Wednesday night’s unbelievable performance by Stephen Curry may not have shown it, but normally the two-time MVP shoots horrendously from behind the arc against the Lakers at Staples Center.

Curry, arguably the greatest shooter of all-time and a player who has shot 43.3% from three in his career, was shooting 31.7% for his career from three when playing against the Lakers in Staples Center heading into the play-in game between the two teams this week. He’s had games where he’s shot so poorly in Los Angeles that it allowed Marcelo Huertas to hand the Warriors one of nine losses during their 73-win season, and prompted outside investigations into whether or not L.A. nightlife could have caused Curry’s shooting woes.

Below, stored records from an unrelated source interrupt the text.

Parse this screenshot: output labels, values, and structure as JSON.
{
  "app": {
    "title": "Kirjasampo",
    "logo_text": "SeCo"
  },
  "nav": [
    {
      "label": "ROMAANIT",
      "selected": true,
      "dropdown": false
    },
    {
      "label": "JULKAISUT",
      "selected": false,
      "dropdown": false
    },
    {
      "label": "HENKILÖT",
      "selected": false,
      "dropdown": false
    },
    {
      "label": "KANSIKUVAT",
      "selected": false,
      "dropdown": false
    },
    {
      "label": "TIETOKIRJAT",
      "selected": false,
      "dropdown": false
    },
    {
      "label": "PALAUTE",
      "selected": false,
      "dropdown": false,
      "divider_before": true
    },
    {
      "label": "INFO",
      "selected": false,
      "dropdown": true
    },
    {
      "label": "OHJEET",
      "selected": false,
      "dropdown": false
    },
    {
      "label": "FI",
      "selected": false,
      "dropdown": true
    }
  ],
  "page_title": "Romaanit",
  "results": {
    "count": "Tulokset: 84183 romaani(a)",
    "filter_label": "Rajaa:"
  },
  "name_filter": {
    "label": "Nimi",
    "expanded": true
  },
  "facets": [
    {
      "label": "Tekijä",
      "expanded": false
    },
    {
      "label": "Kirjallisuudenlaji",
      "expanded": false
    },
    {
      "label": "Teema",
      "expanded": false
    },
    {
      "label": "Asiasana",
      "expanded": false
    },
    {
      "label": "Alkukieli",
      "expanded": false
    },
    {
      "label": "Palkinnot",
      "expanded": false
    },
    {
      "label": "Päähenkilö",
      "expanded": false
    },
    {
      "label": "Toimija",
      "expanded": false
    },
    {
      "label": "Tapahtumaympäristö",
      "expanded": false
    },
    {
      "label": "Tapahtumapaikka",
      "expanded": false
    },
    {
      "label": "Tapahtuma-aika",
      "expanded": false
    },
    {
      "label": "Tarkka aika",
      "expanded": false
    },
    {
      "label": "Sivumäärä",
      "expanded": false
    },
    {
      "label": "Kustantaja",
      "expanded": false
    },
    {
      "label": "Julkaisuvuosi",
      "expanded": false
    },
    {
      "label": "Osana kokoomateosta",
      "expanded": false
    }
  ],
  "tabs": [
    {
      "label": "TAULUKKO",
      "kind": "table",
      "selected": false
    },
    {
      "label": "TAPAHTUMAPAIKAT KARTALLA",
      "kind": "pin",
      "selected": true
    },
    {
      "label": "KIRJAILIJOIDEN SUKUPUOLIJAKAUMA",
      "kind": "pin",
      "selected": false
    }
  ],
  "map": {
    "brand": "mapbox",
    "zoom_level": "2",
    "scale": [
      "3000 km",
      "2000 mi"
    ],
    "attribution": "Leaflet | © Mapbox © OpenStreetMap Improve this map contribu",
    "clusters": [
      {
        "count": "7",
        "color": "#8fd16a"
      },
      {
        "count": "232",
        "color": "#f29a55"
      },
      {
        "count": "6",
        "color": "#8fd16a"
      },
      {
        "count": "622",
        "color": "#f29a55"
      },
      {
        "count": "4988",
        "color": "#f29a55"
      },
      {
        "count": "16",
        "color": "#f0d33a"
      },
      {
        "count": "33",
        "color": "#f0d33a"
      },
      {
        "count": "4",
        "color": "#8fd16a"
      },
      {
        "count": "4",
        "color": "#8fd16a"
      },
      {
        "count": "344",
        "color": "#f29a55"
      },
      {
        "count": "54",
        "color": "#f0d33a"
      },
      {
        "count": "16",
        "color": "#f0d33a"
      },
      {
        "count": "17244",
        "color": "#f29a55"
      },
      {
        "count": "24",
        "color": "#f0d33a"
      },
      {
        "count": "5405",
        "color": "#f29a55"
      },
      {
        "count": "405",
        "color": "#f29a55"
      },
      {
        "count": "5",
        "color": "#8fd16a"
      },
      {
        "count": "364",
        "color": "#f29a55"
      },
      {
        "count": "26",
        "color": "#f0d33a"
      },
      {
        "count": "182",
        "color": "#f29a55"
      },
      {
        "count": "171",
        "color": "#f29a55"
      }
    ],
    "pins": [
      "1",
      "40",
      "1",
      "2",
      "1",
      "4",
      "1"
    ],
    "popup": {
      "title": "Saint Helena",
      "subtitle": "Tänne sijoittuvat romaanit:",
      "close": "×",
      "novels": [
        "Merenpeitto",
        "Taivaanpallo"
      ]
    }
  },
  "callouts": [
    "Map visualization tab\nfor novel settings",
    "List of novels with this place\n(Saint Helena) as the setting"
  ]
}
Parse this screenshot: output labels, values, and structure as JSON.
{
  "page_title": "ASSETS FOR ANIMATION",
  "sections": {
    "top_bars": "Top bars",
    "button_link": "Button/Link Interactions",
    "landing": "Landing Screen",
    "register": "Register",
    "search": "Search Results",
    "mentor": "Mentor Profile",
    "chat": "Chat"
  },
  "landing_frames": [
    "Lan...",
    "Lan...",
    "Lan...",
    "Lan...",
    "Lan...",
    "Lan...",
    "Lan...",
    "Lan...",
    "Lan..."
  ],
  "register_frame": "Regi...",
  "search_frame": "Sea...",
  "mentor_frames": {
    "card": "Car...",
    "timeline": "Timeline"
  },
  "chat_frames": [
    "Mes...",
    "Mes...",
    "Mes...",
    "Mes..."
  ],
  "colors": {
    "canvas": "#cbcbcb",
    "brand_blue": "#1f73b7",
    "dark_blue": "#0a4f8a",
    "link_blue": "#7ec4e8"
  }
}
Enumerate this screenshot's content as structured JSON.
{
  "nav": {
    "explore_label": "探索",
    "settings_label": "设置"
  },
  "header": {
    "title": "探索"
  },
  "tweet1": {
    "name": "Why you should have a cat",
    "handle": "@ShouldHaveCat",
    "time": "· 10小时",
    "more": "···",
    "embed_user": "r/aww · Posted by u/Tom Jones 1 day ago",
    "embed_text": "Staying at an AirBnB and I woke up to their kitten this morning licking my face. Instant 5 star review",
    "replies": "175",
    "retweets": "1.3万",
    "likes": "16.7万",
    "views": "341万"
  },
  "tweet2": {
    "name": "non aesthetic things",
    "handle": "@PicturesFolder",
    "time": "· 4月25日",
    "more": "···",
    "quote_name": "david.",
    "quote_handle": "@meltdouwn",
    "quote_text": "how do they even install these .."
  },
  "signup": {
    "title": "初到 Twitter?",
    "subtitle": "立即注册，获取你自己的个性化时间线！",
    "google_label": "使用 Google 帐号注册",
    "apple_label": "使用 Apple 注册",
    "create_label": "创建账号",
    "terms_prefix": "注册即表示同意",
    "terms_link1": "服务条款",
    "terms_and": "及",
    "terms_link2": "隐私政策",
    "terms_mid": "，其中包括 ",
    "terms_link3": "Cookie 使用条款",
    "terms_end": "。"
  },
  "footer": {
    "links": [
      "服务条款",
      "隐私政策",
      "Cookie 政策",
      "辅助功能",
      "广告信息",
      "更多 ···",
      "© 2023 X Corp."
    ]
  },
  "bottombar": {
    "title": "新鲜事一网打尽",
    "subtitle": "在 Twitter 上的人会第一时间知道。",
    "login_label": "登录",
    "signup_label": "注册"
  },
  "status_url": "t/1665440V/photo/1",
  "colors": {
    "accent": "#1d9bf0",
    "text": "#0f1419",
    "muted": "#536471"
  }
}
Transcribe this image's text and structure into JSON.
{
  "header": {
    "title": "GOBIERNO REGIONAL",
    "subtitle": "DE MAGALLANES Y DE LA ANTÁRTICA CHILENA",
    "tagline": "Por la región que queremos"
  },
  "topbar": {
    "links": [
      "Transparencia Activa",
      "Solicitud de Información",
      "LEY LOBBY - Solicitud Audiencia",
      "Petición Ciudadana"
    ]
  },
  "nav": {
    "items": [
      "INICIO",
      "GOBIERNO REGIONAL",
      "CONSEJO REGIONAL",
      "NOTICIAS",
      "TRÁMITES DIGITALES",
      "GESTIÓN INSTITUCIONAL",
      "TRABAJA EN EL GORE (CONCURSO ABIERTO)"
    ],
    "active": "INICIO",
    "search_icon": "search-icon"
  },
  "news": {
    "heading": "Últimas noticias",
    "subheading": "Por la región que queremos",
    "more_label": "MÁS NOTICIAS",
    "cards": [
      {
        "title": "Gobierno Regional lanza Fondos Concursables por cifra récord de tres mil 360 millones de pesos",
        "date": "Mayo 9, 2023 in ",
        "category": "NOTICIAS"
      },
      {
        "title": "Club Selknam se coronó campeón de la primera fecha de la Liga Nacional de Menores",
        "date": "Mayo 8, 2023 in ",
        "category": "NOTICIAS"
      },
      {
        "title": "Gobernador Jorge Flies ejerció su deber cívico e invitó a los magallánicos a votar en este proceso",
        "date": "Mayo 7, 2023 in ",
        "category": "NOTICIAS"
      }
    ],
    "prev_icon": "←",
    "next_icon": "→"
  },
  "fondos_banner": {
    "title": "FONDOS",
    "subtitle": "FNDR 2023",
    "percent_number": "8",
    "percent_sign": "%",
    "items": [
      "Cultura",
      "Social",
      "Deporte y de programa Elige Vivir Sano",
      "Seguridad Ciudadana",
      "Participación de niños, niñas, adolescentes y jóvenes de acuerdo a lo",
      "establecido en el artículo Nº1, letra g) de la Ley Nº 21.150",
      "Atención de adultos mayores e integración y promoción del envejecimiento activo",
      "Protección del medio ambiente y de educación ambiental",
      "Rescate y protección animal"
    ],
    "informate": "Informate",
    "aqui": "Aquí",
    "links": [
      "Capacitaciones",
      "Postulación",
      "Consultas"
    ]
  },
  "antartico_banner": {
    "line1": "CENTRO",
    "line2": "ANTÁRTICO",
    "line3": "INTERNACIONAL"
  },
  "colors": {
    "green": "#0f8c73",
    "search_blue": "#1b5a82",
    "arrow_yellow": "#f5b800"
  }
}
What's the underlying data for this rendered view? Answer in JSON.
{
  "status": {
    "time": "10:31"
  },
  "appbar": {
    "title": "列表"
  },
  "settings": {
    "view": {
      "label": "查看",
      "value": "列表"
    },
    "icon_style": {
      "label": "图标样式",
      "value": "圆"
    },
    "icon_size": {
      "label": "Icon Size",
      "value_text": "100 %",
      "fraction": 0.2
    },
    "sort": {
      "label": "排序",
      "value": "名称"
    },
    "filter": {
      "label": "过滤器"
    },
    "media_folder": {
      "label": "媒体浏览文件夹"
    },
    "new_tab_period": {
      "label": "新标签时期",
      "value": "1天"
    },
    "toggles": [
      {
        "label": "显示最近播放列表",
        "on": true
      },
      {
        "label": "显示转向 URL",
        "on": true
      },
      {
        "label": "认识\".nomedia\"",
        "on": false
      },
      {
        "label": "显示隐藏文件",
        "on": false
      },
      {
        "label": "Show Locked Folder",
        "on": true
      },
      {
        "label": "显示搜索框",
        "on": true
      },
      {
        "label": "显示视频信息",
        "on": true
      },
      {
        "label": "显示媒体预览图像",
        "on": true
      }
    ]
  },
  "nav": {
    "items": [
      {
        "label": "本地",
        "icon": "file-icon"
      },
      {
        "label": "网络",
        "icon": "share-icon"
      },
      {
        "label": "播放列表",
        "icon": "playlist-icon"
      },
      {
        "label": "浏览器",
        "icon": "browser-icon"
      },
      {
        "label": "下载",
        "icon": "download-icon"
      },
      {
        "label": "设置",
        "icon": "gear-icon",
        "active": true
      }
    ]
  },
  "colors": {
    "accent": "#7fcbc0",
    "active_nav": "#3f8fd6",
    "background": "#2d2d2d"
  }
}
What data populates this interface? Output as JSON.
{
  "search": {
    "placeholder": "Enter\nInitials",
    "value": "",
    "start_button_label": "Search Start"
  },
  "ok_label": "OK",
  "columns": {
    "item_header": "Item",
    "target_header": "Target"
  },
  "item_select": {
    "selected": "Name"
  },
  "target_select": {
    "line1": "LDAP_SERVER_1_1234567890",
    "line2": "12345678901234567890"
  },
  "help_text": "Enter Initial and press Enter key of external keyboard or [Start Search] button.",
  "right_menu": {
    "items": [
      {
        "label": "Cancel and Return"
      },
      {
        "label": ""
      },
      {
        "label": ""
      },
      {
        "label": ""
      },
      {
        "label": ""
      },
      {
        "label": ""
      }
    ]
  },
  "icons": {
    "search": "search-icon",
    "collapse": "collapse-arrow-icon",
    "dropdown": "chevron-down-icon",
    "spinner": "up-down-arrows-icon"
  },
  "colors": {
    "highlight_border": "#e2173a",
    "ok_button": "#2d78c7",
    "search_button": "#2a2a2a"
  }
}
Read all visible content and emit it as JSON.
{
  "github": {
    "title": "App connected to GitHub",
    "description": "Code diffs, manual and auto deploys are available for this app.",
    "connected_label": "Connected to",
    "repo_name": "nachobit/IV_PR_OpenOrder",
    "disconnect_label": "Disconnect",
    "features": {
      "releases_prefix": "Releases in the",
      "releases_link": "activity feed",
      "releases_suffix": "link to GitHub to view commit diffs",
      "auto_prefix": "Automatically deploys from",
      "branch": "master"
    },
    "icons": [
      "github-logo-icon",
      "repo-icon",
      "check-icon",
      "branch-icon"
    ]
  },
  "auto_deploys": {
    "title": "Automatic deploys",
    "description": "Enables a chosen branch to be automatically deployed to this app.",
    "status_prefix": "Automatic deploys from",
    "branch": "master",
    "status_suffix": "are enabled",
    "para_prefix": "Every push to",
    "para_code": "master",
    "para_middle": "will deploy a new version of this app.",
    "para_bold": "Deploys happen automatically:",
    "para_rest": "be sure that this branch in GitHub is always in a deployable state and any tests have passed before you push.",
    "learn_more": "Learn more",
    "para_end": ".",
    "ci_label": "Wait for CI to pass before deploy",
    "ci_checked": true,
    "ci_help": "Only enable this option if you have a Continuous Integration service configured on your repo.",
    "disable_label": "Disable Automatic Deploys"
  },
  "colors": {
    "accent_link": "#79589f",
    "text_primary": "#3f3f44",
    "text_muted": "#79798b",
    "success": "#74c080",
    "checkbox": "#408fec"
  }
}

And while some of the credit for Curry’s career-long struggles in Los Angeles has to go to how the Lakers have defended him, there may be another factor in this as well.

As many Lakers fans have noticed, it has felt for years like Staples Center is a graveyard for shooting percentages, and mostly for players on the Lakers, not just historic greats like Curry during their visits. And after doing some research to see if there was any correlation between joining the Lakers and a players’ shot falling off a cliff, it turns out that it’s not just in our heads.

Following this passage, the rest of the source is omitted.